There are currently 1,658 U.S.-listed exchange traded products, which include both exchange traded notes and ETFs, on the market, with $1.987 trillion in assets under management, according to XTF data. However, ETFs do not wag the market. [ETFGI: Global ETFs, ETPs add $199B in Q3]
Fund industry asset flows reveal that ETFs are not responsible for pushing the U.S. stocks to new highs but act as a substitute good to traditional mutual funds, according to Nicholas Colas for ConvergEx.
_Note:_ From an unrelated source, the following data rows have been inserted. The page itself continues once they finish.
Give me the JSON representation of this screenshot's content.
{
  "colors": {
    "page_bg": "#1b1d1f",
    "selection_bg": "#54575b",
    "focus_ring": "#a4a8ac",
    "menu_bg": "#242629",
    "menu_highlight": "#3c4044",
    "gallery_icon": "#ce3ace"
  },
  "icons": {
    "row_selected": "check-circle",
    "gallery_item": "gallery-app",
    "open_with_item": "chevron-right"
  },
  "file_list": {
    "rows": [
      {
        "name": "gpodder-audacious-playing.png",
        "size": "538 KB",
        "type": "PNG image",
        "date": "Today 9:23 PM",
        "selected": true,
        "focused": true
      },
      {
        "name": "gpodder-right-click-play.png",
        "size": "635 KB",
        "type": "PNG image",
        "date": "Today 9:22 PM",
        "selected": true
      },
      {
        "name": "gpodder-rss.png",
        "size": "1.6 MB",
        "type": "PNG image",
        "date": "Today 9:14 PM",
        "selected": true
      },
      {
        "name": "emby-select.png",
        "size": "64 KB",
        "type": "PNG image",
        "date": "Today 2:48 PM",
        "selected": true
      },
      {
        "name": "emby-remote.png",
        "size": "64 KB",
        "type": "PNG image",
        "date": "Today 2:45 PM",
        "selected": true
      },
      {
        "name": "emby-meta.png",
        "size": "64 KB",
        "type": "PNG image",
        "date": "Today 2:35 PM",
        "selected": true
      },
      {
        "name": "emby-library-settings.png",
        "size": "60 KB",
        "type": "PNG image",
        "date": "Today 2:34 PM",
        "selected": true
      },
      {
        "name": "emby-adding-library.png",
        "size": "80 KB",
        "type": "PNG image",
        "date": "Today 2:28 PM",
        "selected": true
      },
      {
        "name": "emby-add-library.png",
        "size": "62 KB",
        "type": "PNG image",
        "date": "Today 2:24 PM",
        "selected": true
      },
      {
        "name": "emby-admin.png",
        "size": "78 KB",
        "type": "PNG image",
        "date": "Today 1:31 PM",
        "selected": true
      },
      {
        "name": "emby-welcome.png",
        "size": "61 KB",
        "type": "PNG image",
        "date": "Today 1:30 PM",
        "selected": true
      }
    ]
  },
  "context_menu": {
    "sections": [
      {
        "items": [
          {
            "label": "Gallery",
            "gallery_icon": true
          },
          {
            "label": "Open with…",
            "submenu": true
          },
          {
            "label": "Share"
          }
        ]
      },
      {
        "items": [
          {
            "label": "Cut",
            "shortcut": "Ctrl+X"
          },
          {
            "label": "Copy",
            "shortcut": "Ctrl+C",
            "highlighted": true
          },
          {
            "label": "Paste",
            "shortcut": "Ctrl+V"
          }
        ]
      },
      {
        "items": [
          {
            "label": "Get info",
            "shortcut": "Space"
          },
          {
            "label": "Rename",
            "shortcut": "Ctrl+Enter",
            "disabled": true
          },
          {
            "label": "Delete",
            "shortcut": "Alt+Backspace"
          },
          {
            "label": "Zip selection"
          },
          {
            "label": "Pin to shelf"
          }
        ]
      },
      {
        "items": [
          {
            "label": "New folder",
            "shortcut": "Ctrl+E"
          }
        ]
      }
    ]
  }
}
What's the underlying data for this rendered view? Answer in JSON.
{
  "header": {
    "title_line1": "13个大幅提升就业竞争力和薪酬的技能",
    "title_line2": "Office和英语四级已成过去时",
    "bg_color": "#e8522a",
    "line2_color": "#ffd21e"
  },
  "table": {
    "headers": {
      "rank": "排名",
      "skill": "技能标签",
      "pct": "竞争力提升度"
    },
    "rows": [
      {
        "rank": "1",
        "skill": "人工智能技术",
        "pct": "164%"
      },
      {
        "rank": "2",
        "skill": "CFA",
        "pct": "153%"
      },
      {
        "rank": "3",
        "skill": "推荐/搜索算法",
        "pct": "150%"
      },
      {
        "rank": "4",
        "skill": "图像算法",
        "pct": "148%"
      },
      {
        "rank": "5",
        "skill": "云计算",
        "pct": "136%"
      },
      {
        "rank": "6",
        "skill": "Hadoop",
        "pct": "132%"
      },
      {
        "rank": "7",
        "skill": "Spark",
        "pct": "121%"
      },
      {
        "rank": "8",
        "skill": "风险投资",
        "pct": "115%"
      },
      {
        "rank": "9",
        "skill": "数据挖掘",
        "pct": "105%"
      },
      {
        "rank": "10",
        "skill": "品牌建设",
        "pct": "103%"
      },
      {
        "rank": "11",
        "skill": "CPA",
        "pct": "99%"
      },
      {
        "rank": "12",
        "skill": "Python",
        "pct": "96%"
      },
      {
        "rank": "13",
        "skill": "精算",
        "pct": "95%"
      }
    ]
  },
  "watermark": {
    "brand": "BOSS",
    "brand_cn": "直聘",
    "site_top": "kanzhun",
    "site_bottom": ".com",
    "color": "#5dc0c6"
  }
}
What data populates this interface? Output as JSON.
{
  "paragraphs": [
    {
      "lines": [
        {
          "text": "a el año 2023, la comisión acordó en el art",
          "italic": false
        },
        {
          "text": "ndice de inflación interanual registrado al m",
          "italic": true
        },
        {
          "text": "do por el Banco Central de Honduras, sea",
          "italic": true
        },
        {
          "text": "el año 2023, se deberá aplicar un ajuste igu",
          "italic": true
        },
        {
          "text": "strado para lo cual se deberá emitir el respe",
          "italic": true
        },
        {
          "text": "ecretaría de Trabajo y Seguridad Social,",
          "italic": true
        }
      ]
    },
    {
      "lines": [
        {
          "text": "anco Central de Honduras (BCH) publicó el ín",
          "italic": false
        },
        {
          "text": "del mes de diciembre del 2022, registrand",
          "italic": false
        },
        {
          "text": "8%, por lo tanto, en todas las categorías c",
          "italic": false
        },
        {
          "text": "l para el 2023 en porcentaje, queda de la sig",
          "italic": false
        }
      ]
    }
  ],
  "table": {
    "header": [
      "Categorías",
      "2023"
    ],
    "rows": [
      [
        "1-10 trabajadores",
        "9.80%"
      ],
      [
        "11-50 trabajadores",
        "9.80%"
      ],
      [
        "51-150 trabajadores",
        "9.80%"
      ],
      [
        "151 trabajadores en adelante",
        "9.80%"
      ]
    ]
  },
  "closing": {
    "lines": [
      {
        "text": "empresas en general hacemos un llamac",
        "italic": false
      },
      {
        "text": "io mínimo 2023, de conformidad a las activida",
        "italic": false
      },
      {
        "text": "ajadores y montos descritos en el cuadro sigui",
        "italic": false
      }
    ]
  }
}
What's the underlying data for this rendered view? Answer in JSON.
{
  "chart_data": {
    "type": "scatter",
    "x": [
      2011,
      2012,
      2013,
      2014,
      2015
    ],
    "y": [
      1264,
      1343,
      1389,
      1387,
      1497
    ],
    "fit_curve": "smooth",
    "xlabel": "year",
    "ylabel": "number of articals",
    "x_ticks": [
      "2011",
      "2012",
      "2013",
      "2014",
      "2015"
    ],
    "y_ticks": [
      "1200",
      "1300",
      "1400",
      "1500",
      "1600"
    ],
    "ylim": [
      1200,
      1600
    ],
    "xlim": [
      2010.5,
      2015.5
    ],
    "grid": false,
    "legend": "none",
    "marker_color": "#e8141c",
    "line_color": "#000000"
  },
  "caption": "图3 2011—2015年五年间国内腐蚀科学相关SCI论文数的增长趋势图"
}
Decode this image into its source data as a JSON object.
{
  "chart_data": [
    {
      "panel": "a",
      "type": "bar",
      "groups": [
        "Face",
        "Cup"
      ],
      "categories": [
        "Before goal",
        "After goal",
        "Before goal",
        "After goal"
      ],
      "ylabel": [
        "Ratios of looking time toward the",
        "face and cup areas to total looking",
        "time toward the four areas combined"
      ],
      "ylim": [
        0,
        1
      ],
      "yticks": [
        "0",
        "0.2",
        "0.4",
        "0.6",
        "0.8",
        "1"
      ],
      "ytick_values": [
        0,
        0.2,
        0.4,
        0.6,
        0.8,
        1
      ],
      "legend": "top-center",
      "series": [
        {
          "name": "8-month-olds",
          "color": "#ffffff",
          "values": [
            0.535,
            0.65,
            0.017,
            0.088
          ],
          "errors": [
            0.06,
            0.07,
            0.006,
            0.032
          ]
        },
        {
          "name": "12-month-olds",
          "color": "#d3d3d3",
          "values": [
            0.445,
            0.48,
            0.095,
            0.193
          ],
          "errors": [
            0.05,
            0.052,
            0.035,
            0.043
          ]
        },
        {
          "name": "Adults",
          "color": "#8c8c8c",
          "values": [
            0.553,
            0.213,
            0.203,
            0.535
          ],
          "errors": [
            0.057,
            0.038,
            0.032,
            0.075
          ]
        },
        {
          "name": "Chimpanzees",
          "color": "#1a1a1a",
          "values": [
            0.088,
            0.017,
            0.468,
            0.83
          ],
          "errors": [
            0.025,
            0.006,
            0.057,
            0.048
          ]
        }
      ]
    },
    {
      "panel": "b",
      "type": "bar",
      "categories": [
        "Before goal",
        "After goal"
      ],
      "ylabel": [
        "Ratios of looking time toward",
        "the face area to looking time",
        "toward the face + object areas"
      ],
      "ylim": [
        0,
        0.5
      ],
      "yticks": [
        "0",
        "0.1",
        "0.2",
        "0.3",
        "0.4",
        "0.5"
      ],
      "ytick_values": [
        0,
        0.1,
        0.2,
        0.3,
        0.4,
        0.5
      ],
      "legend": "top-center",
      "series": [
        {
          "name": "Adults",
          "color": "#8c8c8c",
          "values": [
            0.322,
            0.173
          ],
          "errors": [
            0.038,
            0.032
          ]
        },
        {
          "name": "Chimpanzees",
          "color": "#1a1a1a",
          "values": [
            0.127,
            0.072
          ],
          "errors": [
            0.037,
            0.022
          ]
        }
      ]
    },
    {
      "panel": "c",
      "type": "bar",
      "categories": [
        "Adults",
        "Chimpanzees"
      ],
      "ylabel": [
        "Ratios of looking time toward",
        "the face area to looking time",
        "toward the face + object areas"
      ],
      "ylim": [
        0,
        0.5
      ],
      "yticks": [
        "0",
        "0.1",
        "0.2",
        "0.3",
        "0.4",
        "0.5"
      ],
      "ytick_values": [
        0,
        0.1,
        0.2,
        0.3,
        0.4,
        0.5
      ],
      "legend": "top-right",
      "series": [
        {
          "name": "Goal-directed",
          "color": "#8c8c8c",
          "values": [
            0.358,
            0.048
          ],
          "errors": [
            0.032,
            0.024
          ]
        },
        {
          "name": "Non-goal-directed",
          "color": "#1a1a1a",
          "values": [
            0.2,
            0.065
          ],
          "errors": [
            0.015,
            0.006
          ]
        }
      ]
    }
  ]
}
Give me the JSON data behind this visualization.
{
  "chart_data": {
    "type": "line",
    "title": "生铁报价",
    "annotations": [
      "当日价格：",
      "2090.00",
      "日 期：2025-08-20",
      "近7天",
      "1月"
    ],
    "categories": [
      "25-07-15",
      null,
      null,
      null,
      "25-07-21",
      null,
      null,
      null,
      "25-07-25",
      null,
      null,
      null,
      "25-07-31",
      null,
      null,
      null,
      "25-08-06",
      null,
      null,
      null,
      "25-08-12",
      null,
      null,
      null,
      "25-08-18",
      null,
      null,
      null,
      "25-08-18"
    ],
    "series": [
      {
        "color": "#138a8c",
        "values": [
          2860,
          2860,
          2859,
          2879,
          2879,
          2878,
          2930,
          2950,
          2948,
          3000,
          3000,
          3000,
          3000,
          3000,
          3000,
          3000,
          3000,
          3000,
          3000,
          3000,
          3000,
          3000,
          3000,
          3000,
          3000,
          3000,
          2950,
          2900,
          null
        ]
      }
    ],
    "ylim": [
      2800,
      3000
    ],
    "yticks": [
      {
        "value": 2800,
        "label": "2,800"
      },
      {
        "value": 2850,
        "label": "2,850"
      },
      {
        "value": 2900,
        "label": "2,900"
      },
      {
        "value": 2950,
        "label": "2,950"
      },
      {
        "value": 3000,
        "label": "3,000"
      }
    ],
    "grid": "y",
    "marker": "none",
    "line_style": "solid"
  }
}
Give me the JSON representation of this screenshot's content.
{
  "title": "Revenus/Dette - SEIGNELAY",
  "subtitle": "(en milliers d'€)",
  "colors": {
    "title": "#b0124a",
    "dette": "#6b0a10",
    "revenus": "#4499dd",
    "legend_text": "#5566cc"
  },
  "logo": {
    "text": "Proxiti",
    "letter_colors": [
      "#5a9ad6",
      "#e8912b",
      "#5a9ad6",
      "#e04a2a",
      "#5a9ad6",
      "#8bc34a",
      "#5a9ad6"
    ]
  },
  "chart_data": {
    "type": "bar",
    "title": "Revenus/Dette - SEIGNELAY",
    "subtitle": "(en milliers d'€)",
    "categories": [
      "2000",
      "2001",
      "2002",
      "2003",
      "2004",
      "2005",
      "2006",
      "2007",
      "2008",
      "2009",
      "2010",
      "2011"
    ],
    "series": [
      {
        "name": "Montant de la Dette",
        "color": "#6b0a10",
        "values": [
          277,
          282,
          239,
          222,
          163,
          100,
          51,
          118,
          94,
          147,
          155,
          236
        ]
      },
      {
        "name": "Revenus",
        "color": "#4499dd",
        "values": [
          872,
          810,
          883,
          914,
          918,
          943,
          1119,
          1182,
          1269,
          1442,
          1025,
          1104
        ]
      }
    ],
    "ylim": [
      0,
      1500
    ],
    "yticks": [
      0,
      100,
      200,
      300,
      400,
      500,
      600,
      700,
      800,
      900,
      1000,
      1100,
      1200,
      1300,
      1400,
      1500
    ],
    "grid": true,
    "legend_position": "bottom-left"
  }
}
“In part they are ‘Substitute goods’ to mutual funds, offering similar investment exposures with lower costs,” Colas said in the article. “In part they are novel investment products, where the same ETF can be a hedge at a billion dollar hedge fund and a core position in a civil servant’s IRA. They have soaked up a large part – but not all – of the decline in U.S. equity mutual fund assets over the last half decade. And they have added modestly to the demand for fixed income investments, but mutual funds are the real driving force there.”
Over the last five years, U.S. stock mutual funds have seen $411.1 billion in outflows. Meanwhile, U.S. equity ETFs pulled in $301.5 billion. The flows indicate that as mutual fund investors pull away from traditional funds, most are putting the money right back into low-cost ETFs.
On the fixed-income side, ETF flows still fall short of mutual funds. Over the past five years, bond ETFs added $132.5 billion, whereas mutual funds attracted $814.3 billion.